A web server of contig scaffolding using algebraic rearrangements
CSAR-web is a web server that can efficiently and accurately scaffold (i.e., order and orient) the contigs of a target draft genome based on a complete or incomplete reference genome of a related organism.
CSAR-web provides a web interface (see Figure 1) that is intuitive and easy to operate. For convenience, the user can choose one of the examples (1) we prepared in advance for running CSAR-web, or submit a job according to the procedures described below.
The user can click "Help" tab page (8) for the details of how to run CSAR-web.
Figure 1:
User interface of CSAR-web.
CSAR-web outputs its scaffolding results in four tab pages: (1) input data & parameters, (2) dotplot validation, (3) scaffolds of target, and (4) scaffolds of reference. In the "Input data & parameters" page (see Figure 2 for an example), CSAR-web shows the information of input target and reference genomes, the user-specified method (either NUCmer or PROmer) for identifying their conserved genomic markers, and a dotplot for the visual inspection of identified genomic markers before scaffolding. In the dotplot, the target and reference genomes are plotted on the y and x axes, respectively, and their contigs and scaffolds are separated by horizontal or vertical dashed lines. In addition, forward and reverse matched sequence regions are displayed in red and blue lines, respectively, and the beginning and end of each line are represented by two unfilled points. Note that the users have an option to sort the input contigs of the target genome according to their sizes by using a toggle switch.
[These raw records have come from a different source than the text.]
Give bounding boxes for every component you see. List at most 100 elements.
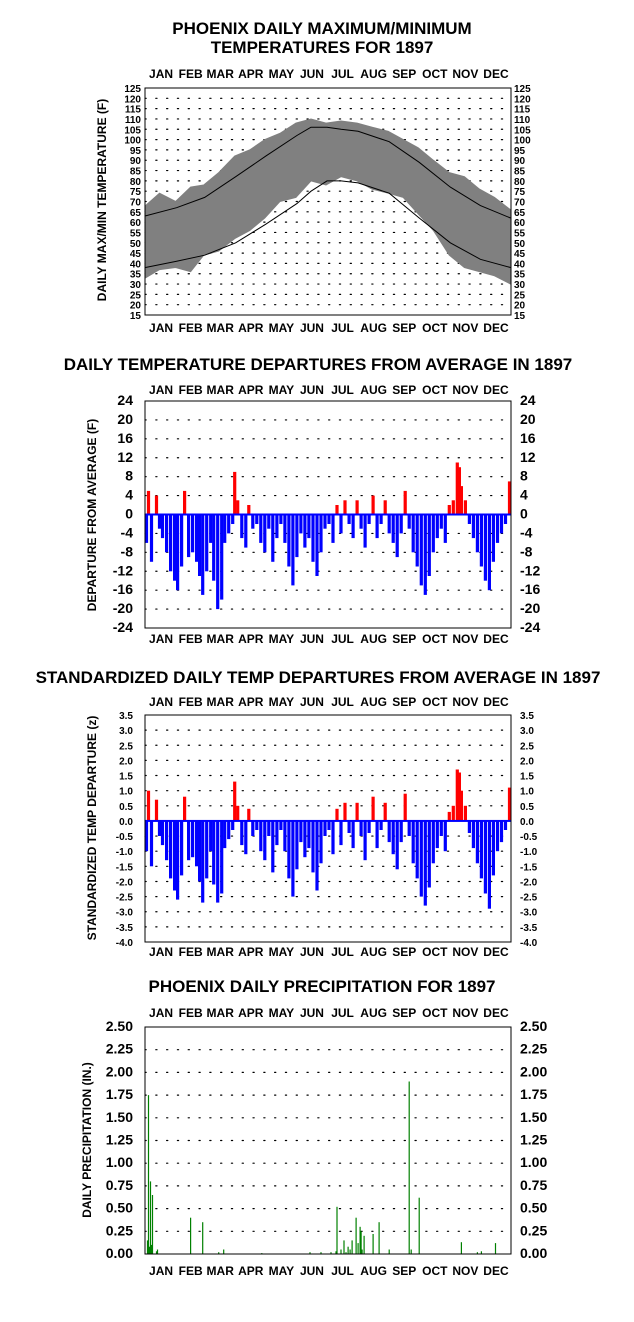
departure-bar bbox=[173, 820, 177, 891]
departure-bar bbox=[216, 820, 220, 903]
departure-bar bbox=[165, 820, 169, 861]
y-tick-label-left: 2.0 bbox=[119, 756, 133, 767]
y-tick-label-right: 1.0 bbox=[520, 787, 534, 798]
departure-bar bbox=[295, 820, 299, 870]
y-tick-label-left: 20 bbox=[117, 411, 133, 427]
y-tick-label-left: -8 bbox=[121, 543, 134, 559]
y-tick-label-left: 1.25 bbox=[106, 1132, 133, 1148]
maxmin-title-line2: TEMPERATURES FOR 1897 bbox=[211, 38, 434, 57]
departure-bar bbox=[259, 820, 263, 852]
y-tick-label-left: 2.00 bbox=[106, 1063, 133, 1079]
departure-bar bbox=[495, 514, 500, 543]
departure-bar bbox=[443, 820, 447, 852]
departure-bar bbox=[205, 820, 209, 879]
departure-bar bbox=[403, 490, 407, 515]
month-label-bottom: MAY bbox=[269, 321, 295, 335]
departure-bar bbox=[359, 514, 363, 529]
month-label-bottom: FEB bbox=[179, 321, 203, 335]
month-label-bottom: NOV bbox=[452, 321, 478, 335]
departure-bar bbox=[483, 820, 487, 894]
departure-bar bbox=[209, 514, 213, 543]
departure-bar bbox=[403, 793, 407, 821]
month-label-bottom: JUN bbox=[300, 632, 324, 646]
departure-bar bbox=[327, 514, 331, 524]
departure-bar bbox=[455, 769, 459, 821]
y-tick-label-right: -2.5 bbox=[520, 893, 538, 904]
month-label-top: JUL bbox=[331, 695, 354, 709]
y-tick-label-left: 0.00 bbox=[106, 1245, 133, 1261]
departure-bar bbox=[236, 500, 240, 515]
month-label-top: OCT bbox=[422, 383, 448, 397]
y-tick-label-right: -3.5 bbox=[520, 923, 538, 934]
departure-bar bbox=[295, 514, 299, 558]
normal-min-line bbox=[145, 180, 511, 268]
month-label-bottom: FEB bbox=[179, 632, 203, 646]
departure-bar bbox=[299, 820, 303, 843]
departure-bar bbox=[447, 505, 451, 515]
departure-bar bbox=[499, 514, 504, 534]
month-label-bottom: JUN bbox=[300, 945, 324, 959]
y-tick-label-left: 55 bbox=[130, 228, 142, 239]
month-label-top: SEP bbox=[392, 67, 416, 81]
y-tick-label-right: 65 bbox=[514, 208, 526, 219]
departure-bar bbox=[355, 802, 359, 821]
month-label-bottom: NOV bbox=[452, 945, 478, 959]
month-label-top: NOV bbox=[452, 383, 478, 397]
y-tick-label-right: 2.25 bbox=[520, 1041, 547, 1057]
y-tick-label-right: 1.00 bbox=[520, 1154, 547, 1170]
departure-bar bbox=[303, 820, 307, 858]
y-tick-label-left: 80 bbox=[130, 177, 142, 188]
normal-max-line bbox=[145, 126, 511, 219]
y-tick-label-left: 125 bbox=[124, 84, 141, 95]
departure-bar bbox=[244, 820, 248, 855]
departure-bar bbox=[205, 514, 209, 572]
precipitation-y-axis-label: DAILY PRECIPITATION (IN.) bbox=[80, 1062, 94, 1218]
departure-bar bbox=[275, 514, 279, 539]
month-label-bottom: AUG bbox=[360, 632, 387, 646]
y-tick-label-right: 125 bbox=[514, 84, 531, 95]
departure-bar bbox=[169, 820, 173, 879]
y-tick-label-right: 100 bbox=[514, 136, 531, 147]
departure-bar bbox=[220, 514, 224, 600]
departure-bar bbox=[223, 514, 227, 543]
month-label-top: NOV bbox=[452, 67, 478, 81]
month-label-bottom: MAR bbox=[207, 1264, 235, 1278]
month-label-top: MAR bbox=[207, 1006, 235, 1020]
departure-bar bbox=[201, 514, 205, 595]
departure-bar bbox=[311, 514, 315, 562]
y-tick-label-right: 70 bbox=[514, 198, 526, 209]
month-label-bottom: APR bbox=[238, 945, 264, 959]
departure-bar bbox=[457, 467, 461, 515]
y-tick-label-left: 0.25 bbox=[106, 1222, 133, 1238]
y-tick-label-left: -3.5 bbox=[116, 923, 134, 934]
departure-bar bbox=[487, 514, 491, 591]
departure-bar bbox=[459, 790, 463, 821]
departure-bar bbox=[279, 514, 283, 524]
month-label-top: NOV bbox=[452, 1006, 478, 1020]
y-tick-label-left: -1.0 bbox=[116, 847, 134, 858]
maxmin-title: PHOENIX DAILY MAXIMUM/MINIMUM bbox=[172, 19, 471, 38]
departure-bar bbox=[231, 514, 235, 524]
plot-frame bbox=[144, 87, 512, 316]
y-tick-label-right: 40 bbox=[514, 259, 526, 270]
departure-bar bbox=[371, 495, 375, 515]
departure-bar bbox=[375, 820, 379, 849]
departure-bar bbox=[191, 514, 195, 553]
y-tick-label-left: 12 bbox=[117, 449, 133, 465]
departure-bar bbox=[216, 514, 220, 610]
month-label-top: JAN bbox=[149, 67, 173, 81]
month-label-top: OCT bbox=[422, 695, 448, 709]
departure-bar bbox=[467, 514, 471, 524]
y-tick-label-right: 45 bbox=[514, 249, 526, 260]
departure-bar bbox=[319, 514, 323, 553]
month-label-top: JUN bbox=[300, 1006, 324, 1020]
y-tick-label-right: 30 bbox=[514, 280, 526, 291]
departure-bar bbox=[391, 820, 395, 855]
departure-bar bbox=[212, 514, 216, 581]
y-tick-label-left: 85 bbox=[130, 167, 142, 178]
month-label-top: JUN bbox=[300, 695, 324, 709]
zero-line bbox=[145, 513, 511, 516]
departure-bar bbox=[467, 820, 471, 833]
departure-bar bbox=[146, 790, 151, 821]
The users can also zoom in or out on a particular region of the dotplot by clicking the ``Zoom in'' or ``Zoom out'' button, respectively (or simply by scrolling the mouse wheel over the dotplot). Furthermore, the users can show or hide the numbers of contigs, which are generated randomly in a format that begins with three-letter prefix (CTG) followed by an underscore (_) and at least three digits (e.g., CTG_001), by using a toggle switch.
Figure 2: A display of the "Input data & parameters" tab page.
In the "Dotplot validation" page, CSAR-web displays its total running time, as well as its scaffolding result by a dotplot between the scaffolds of target and reference genomes (see Figure 3 for an example). The scaffolds of the target genome generated by CSAR-web are numbered randomly and the format of their scaffolding numbers begins with three-letter prefix (SCF) followed by an underscore (_) and at least three digits (e.g., SCF_001). In principle, if the contigs of the target genome are perfectly scaffolded according to the reference genome, then the matched regions in the dotplot would go from the bottom left to the top right (as shown in Figure 3) or go from the top left to the bottom right. The dotplot display of the scaffolding result is convenient for the user to visually validate whether the contigs of the target genome are properly scaffolded according to the reference genome. The dotplot is zoomable and the numbers of its contigs and scaffolds can be shown or hidden by using a toggle switch. In addition, the user can download a copy of the dotplot in scalar vector graphics (SVG) format, which can be opened in many Web browsers (e.g., Mozilla Firefox, Google Chrome, Apple Safari, Microsoft Internet Explorer and Microsoft Edge) and used to create a publication-quality figure, by clicking the "Download dotplot" button.
Figure 3: A display of the "Dotplot validation" tab page.
In the "Scaffolds of target" page, CSAR-web displays its scaffolding result in tabular format (see Figure 4 for an example) for the purpose of allowing the user to view the generated scaffolds in detail. The scaffolds in the table are sorted according to their sizes, which equals to the sum of contig sizes. The contigs of each generated scaffold, along with their orientation (0 standing for forward and 1 for reverse), sequence and length, are listed in a table according to their order in the scaffold. For downstream analyses, the users can download the scaffolds of target genome either in a tab-delimited text format or a comma-delimited CSV format by clicking the "Download scaffolds (.txt)" or "Download scaffolds (.csv)" button, respectively. In addition, the users can download the scaffold sequences in the text format by clicking the Download sequences button, where contig sequences in the same scaffold are separated by 100 Ns.
In the "Scaffolds of reference" page, CSAR-web displays the scaffold table for the reference genome. Note that when the input reference genome is a draft genome, its contigs are scaffolded by CSAR-web using the input target genome as reference.
Figure 4: A partial display of the "Scaffolds of target" tab page.